The Fifth Clinical Medical College of Shanxi Medical University, Taiyuan, Shanxi 030001, China.
School of Public Health, Shanxi Medical University, Taiyuan, Shanxi 030001, China.
J Immunol Res. 2022 Apr 28;2022:9284204. doi: 10.1155/2022/9284204. eCollection 2022.
To investigate the potential diagnostic and predictive significance of immune-related genes in IgA nephropathy (IgAN) and discover the abnormal glomerular inflammation in IgAN.
GSE116626 was used as a training set to identify different immune-related genes (DIRGs) and establish machine learning models for the diagnosis of IgAN; then, a nomogram model was generated based on GSE116626, and GSE115857 was used as a test set to evaluate its clinical value. Short Time-Series Expression Miner (STEM) analysis was also performed to explore the changing trend of DIRGs with the progression of IgAN lesions. GSE141344 was used with DIRGs to establish the ceRNA network associated with IgAN progression. Finally, ssGSEA analysis was performed on the GSE141295 dataset to discover the abnormal inflammation in IgAN.

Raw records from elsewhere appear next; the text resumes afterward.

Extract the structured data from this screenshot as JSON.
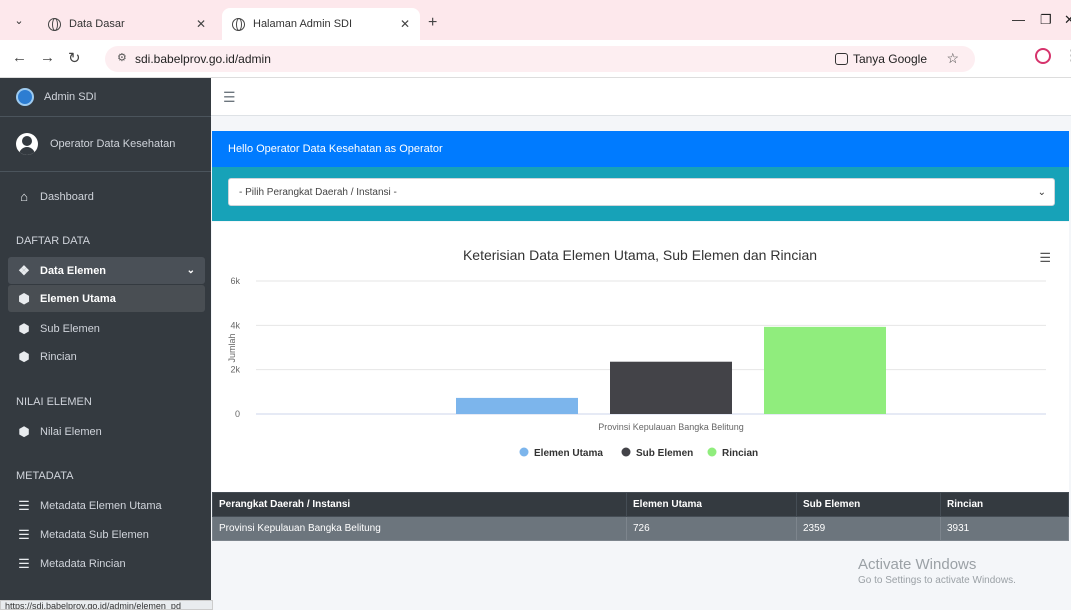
{
  "browser": {
    "tabs": [
      {
        "title": "Data Dasar",
        "active": false
      },
      {
        "title": "Halaman Admin SDI",
        "active": true
      }
    ],
    "url": "sdi.babelprov.go.id/admin",
    "ask_google": "Tanya Google",
    "status_url": "https://sdi.babelprov.go.id/admin/elemen_pd"
  },
  "sidebar": {
    "brand": "Admin SDI",
    "user": "Operator Data Kesehatan",
    "dashboard": "Dashboard",
    "section_data": "DAFTAR DATA",
    "data_elemen": "Data Elemen",
    "elemen_utama": "Elemen Utama",
    "sub_elemen": "Sub Elemen",
    "rincian": "Rincian",
    "section_nilai": "NILAI ELEMEN",
    "nilai_elemen": "Nilai Elemen",
    "section_meta": "METADATA",
    "meta_utama": "Metadata Elemen Utama",
    "meta_sub": "Metadata Sub Elemen",
    "meta_rincian": "Metadata Rincian"
  },
  "main": {
    "greeting": "Hello Operator Data Kesehatan as Operator",
    "select_value": "- Pilih Perangkat Daerah / Instansi -"
  },
  "chart_data": {
    "type": "bar",
    "title": "Keterisian Data Elemen Utama, Sub Elemen dan Rincian",
    "ylabel": "Jumlah",
    "categories": [
      "Provinsi Kepulauan Bangka Belitung"
    ],
    "yticks": [
      "0",
      "2k",
      "4k",
      "6k"
    ],
    "ylim": [
      0,
      6000
    ],
    "legend_position": "bottom",
    "series": [
      {
        "name": "Elemen Utama",
        "values": [
          726
        ],
        "color": "#7cb5ec"
      },
      {
        "name": "Sub Elemen",
        "values": [
          2359
        ],
        "color": "#434348"
      },
      {
        "name": "Rincian",
        "values": [
          3931
        ],
        "color": "#90ed7d"
      }
    ]
  },
  "table": {
    "headers": [
      "Perangkat Daerah / Instansi",
      "Elemen Utama",
      "Sub Elemen",
      "Rincian"
    ],
    "rows": [
      [
        "Provinsi Kepulauan Bangka Belitung",
        "726",
        "2359",
        "3931"
      ]
    ]
  },
  "watermark": {
    "line1": "Activate Windows",
    "line2": "Go to Settings to activate Windows."
  }
}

Machine learning (ML) performed excellently in diagnosing IgAN using six DIRGs. A nomogram model was constructed to predict IgAN based on the six DIRGs. Three trends related to IgAN lesions were identified using STEM analysis. A ceRNA network associated with IgAN progression which contained 8 miRNAs, 14 lncRNAs, and 3 mRNAs was established. A higher macrophage ratio and lower CD4+ T cell ratio in IgAN compared to controls were observed, and the correlation between macrophages and monocytes in the glomeruli of IgAN patients was inverse compared to controls.
This study reveals the diagnostic and predictive significance of DIRGs in IgAN and finds that the imbalance between macrophages and CD4+ immune cells may be an important pathomechanism of IgAN. These results provide potential directions for the treatment and prevention of IgAN.

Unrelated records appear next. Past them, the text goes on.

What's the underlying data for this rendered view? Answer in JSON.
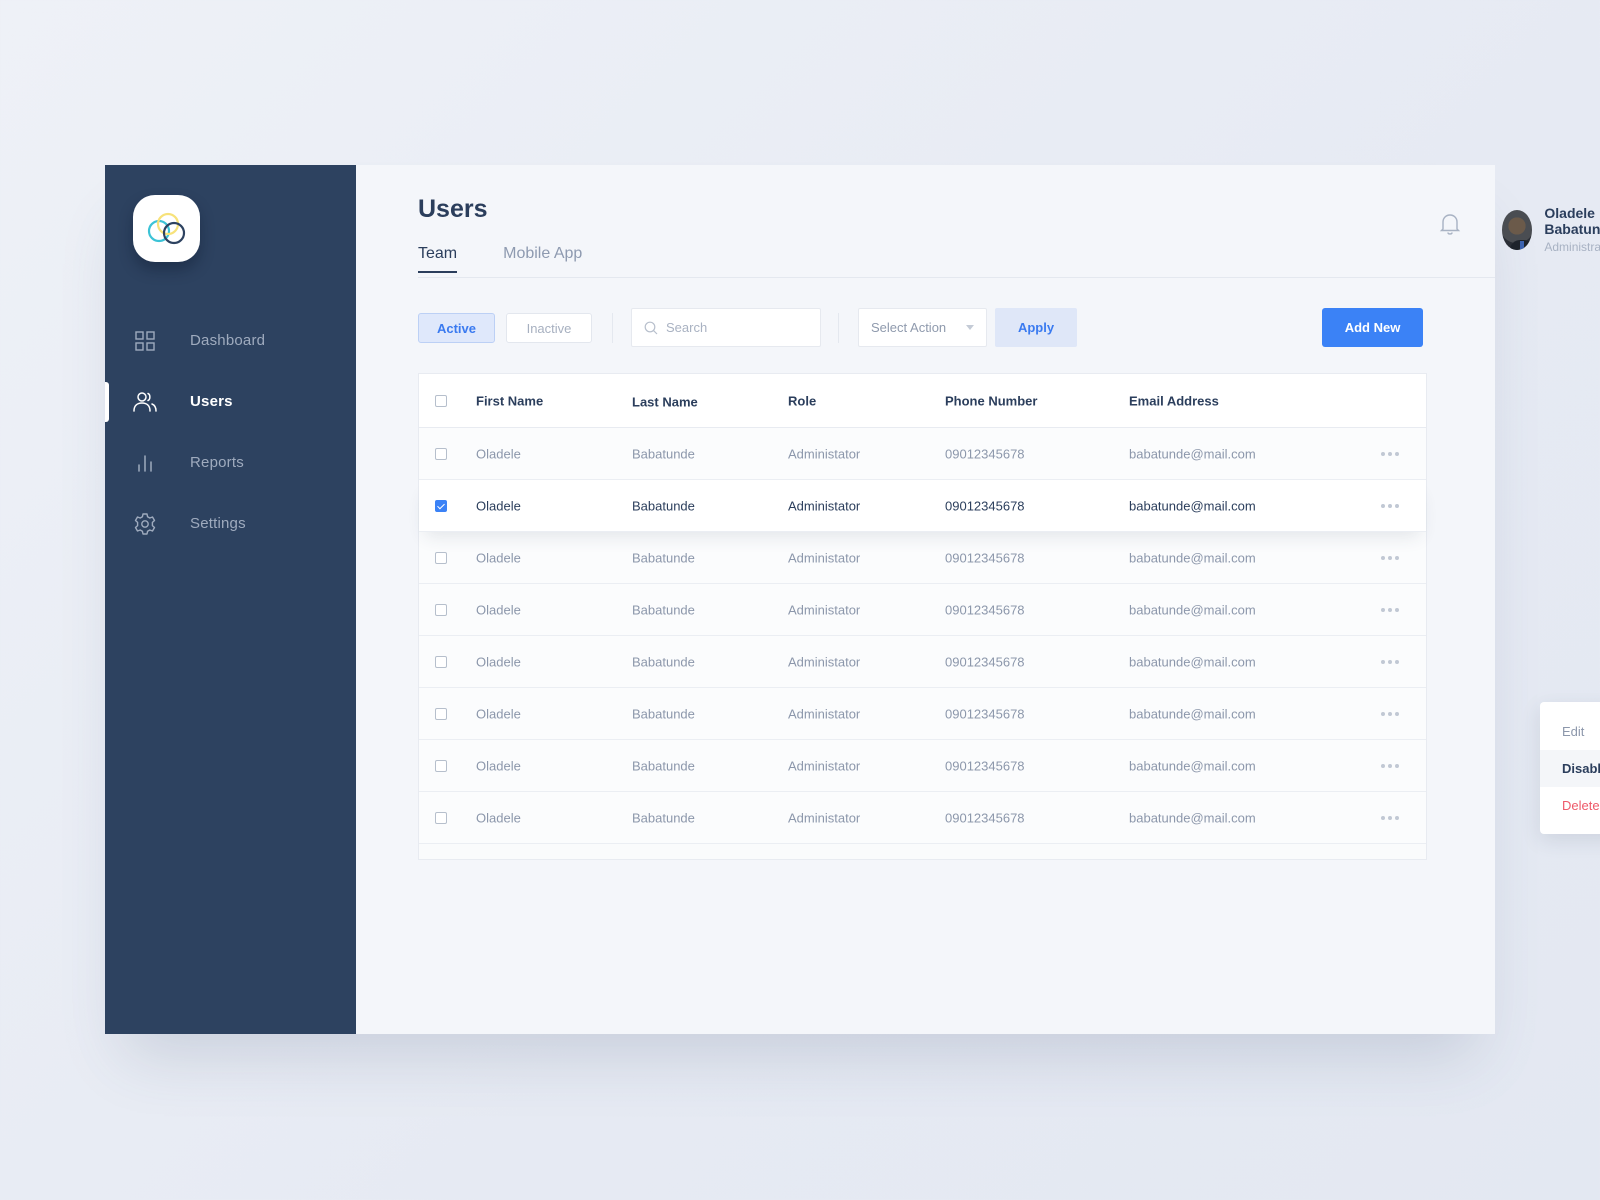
{
  "app": {
    "logo": "overlapping-rings-logo"
  },
  "sidebar": {
    "items": [
      {
        "label": "Dashboard",
        "icon": "grid-icon",
        "active": false
      },
      {
        "label": "Users",
        "icon": "users-icon",
        "active": true
      },
      {
        "label": "Reports",
        "icon": "bar-chart-icon",
        "active": false
      },
      {
        "label": "Settings",
        "icon": "gear-icon",
        "active": false
      }
    ]
  },
  "header": {
    "title": "Users",
    "tabs": [
      {
        "label": "Team",
        "active": true
      },
      {
        "label": "Mobile App",
        "active": false
      }
    ],
    "notification_icon": "bell-icon",
    "user": {
      "name": "Oladele Babatunde",
      "role": "Administrator"
    }
  },
  "toolbar": {
    "filter_active": "Active",
    "filter_inactive": "Inactive",
    "search_placeholder": "Search",
    "search_value": "",
    "select_action": "Select Action",
    "apply": "Apply",
    "add_new": "Add New"
  },
  "table": {
    "columns": [
      "First Name",
      "Last Name",
      "Role",
      "Phone Number",
      "Email Address"
    ],
    "rows": [
      {
        "first": "Oladele",
        "last": "Babatunde",
        "role": "Administator",
        "phone": "09012345678",
        "email": "babatunde@mail.com",
        "checked": false
      },
      {
        "first": "Oladele",
        "last": "Babatunde",
        "role": "Administator",
        "phone": "09012345678",
        "email": "babatunde@mail.com",
        "checked": true
      },
      {
        "first": "Oladele",
        "last": "Babatunde",
        "role": "Administator",
        "phone": "09012345678",
        "email": "babatunde@mail.com",
        "checked": false
      },
      {
        "first": "Oladele",
        "last": "Babatunde",
        "role": "Administator",
        "phone": "09012345678",
        "email": "babatunde@mail.com",
        "checked": false
      },
      {
        "first": "Oladele",
        "last": "Babatunde",
        "role": "Administator",
        "phone": "09012345678",
        "email": "babatunde@mail.com",
        "checked": false
      },
      {
        "first": "Oladele",
        "last": "Babatunde",
        "role": "Administator",
        "phone": "09012345678",
        "email": "babatunde@mail.com",
        "checked": false
      },
      {
        "first": "Oladele",
        "last": "Babatunde",
        "role": "Administator",
        "phone": "09012345678",
        "email": "babatunde@mail.com",
        "checked": false
      },
      {
        "first": "Oladele",
        "last": "Babatunde",
        "role": "Administator",
        "phone": "09012345678",
        "email": "babatunde@mail.com",
        "checked": false
      }
    ]
  },
  "context_menu": {
    "items": [
      {
        "label": "Edit"
      },
      {
        "label": "Disable"
      },
      {
        "label": "Delete"
      }
    ]
  },
  "colors": {
    "sidebar": "#2d4260",
    "accent": "#3b82f6",
    "danger": "#ee5a6a",
    "text_primary": "#2b3e5c",
    "text_muted": "#8c97ab"
  }
}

探讨免疫相关基因(DIRGs)在 IgA 肾病(IgAN)中的潜在诊断和预测意义,并发现 IgAN 中异常的肾小球炎症。
使用 GSE116626 作为训练集,以识别不同的免疫相关基因(DIRGs)并建立用于诊断 IgAN 的机器学习模型;然后,基于 GSE116626 生成列线图模型,并使用 GSE115857 作为测试集评估其临床价值。还进行了短时间序列表达挖掘(STEM)分析,以探讨 DIRGs 随 IgAN 病变进展的变化趋势。使用 GSE141344 与 DIRGs 建立与 IgAN 进展相关的 ceRNA 网络。最后,对 GSE141295 数据集进行 ssGSEA 分析,以发现 IgAN 中的异常炎症。
使用六个 DIRGs,机器学习(ML)在诊断 IgAN 方面表现出色。构建了一个列线图模型,基于这六个 DIRGs 预测 IgAN。通过 STEM 分析确定了与 IgAN 病变相关的三个趋势。建立了一个与 IgAN 进展相关的 ceRNA 网络,其中包含 8 个 miRNA、14 个 lncRNA 和 3 个 mRNA。与对照组相比,IgAN 患者的巨噬细胞比例较高,CD4+T 细胞比例较低,并且 IgAN 患者肾小球中巨噬细胞与单核细胞之间的相关性与对照组相反。
本研究揭示了 DIRGs 在 IgAN 中的诊断和预测意义,并发现巨噬细胞和 CD4+免疫细胞之间的失衡可能是 IgAN 的重要发病机制。这些结果为 IgAN 的治疗和预防提供了潜在的方向。